I know you aren't working on this anymore, but I thought someone might have the same question as me in the future.
So, after realizing this is an NP-hard problem (by reduction to MAX-CLIQUE) I decided to come up with a heuristic that has worked well for me so far:
Given an N x M binary/boolean matrix, find a large dense submatrix:
Part I: Generate reasonable candidate submatrices
Consider each of the N rows to be a M-dimensional binary vector, v_i, where i=1 to N
Compute a distance matrix for the N vectors using the Hamming distance
Use the UPGMA (Unweighted Pair Group Method with Arithmetic Mean) algorithm to cluster vectors
Initially, each of the v_i vectors is a singleton cluster. Step 3 above (clustering) gives the order that the vectors should be combined into submatrices. So each internal node in the hierarchical clustering tree is a candidate submatrix.
Part II: Score and rank candidate submatrices
For each submatrix, calculate D, the number of elements in the dense subset of the vectors for the submatrix by eliminating any column with one or more zeros.
Select the submatrix that maximizes D
I also had some considerations regarding the min number of rows that needed to be preserved from the initial full matrix, and I would discard any candidate submatrices that did not meet this criteria before selecting a submatrix with max D value.
Is this a Netflix problem?
MATLAB or some other sparse matrix libraries might have ways to handle it.
Is your intent to write your own?
Maybe the 1D approach for each row would help you. The algorithm might look like this:
Loop over each row
Find the index of the first non-zero element
Find the index of the non-zero row element with the largest span between non-zero columns in each row and store both.
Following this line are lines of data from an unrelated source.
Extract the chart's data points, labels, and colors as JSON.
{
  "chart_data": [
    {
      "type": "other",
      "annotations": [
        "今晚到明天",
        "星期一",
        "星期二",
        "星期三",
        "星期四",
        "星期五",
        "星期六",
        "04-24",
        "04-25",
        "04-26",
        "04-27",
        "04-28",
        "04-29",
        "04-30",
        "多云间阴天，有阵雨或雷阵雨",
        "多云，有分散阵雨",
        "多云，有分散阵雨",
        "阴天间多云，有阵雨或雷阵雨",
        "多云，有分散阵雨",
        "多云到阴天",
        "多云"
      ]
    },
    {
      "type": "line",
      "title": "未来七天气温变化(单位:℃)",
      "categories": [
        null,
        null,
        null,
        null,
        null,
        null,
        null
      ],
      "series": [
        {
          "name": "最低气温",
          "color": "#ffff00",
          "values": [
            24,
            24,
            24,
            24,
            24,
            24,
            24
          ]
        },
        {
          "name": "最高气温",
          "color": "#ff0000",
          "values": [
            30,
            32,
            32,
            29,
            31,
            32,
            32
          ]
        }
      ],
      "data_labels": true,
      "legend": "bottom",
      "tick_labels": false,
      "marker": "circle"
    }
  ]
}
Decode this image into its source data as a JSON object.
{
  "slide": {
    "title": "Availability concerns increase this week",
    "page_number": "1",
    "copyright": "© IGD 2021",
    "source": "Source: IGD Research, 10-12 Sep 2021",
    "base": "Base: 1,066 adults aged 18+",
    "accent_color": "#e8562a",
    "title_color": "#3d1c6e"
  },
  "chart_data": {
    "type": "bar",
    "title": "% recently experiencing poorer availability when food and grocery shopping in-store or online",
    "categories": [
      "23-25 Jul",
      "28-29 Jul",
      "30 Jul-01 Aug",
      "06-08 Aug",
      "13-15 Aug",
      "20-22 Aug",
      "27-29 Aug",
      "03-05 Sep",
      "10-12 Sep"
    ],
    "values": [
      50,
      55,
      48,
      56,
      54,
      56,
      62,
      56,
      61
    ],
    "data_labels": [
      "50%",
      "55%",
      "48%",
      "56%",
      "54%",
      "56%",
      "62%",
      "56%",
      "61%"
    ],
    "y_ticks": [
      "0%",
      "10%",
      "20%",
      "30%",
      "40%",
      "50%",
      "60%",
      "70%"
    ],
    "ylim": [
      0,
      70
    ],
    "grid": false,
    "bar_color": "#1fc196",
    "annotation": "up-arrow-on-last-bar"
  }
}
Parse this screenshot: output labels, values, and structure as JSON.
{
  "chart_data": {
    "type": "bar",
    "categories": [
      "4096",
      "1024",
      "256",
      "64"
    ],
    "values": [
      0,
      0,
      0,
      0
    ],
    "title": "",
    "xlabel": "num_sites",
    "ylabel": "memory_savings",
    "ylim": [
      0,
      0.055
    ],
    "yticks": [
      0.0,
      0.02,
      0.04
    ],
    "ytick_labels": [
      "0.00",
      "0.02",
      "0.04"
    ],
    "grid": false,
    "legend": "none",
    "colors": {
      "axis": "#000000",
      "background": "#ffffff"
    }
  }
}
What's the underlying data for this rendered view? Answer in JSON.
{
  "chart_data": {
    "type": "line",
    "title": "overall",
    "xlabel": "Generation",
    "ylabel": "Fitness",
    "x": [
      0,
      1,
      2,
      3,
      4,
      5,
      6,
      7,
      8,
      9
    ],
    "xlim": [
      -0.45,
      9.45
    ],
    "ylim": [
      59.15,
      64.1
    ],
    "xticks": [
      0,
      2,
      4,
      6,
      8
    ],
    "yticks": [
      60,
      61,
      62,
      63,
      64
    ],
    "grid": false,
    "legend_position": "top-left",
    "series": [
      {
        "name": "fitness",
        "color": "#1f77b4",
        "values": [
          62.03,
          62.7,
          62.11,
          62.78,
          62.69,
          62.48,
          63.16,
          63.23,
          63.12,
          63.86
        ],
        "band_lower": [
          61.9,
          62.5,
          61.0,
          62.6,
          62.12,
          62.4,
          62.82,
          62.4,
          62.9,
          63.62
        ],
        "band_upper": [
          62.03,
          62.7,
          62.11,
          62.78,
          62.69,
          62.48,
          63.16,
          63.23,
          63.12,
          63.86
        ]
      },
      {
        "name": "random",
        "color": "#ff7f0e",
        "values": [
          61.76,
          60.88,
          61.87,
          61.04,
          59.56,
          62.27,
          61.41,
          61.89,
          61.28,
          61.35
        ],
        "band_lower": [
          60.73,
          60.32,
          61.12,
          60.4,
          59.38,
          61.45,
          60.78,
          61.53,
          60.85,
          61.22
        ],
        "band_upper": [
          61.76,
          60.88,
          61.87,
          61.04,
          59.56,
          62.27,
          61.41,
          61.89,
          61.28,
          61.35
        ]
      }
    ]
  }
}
Sort the rows from largest to smallest span between non-zero columns.
At this point I start getting fuzzy (sorry, not an algorithm designer). I'd try looping over each row, lining up the indexes of the starting point, looking for the maximum non-zero run of column indexes that I could.
You don't specify whether or not the dense matrix has to be square. I'll assume not.
I don't know how efficient this is or what its Big-O behavior would be. But it's a brute force method to start with.
EDIT. This is NOT the same as the problem below.. My bad...
But based on the last comment below, it might be equivilent to the following:
Find the furthest vertically separated pair of zero points that have no zero point between them.
Find the furthest horizontally separated pair of zero points that have no zeros between them ?
Then the horizontal region you're looking for is the rectangle that fits between these two pairs of points?
This exact problem is discussed in a gem of a book called "Programming Pearls" by Jon Bentley, and, as I recall, although there is a solution in one dimension, there is no easy answer for the 2-d or higher dimensional variants ...
The 1=D problem is, effectively, find the largest sum of a contiguous subset of a set of numbers:
iterate through the elements, keeping track of a running total from a specific previous element, and the maximum subtotal seen so far (and the start and end elemnt that generateds it)... At each element, if the maxrunning subtotal is greater than the max total seen so far, the max seen so far and endelemnt are reset... If the max running total goes below zero, the start element is reset to the current element and the running total is reset to zero ...
The 2-D problem came from an attempt to generate a visual image processing algorithm, which was attempting to find, within a stream of brightnesss values representing pixels in a 2-color image, find the "brightest" rectangular area within the image. i.e., find the contained 2-D sub-matrix with the highest sum of brightness values, where "Brightness" was measured by the difference between the pixel's brighness value and the overall average brightness of the entire image (so many elements had negative values)
EDIT: To look up the 1-D solution I dredged up my copy of the 2nd edition of this book, and in it, Jon Bentley says "The 2-D version remains unsolved as this edition goes to print..." which was in 1999.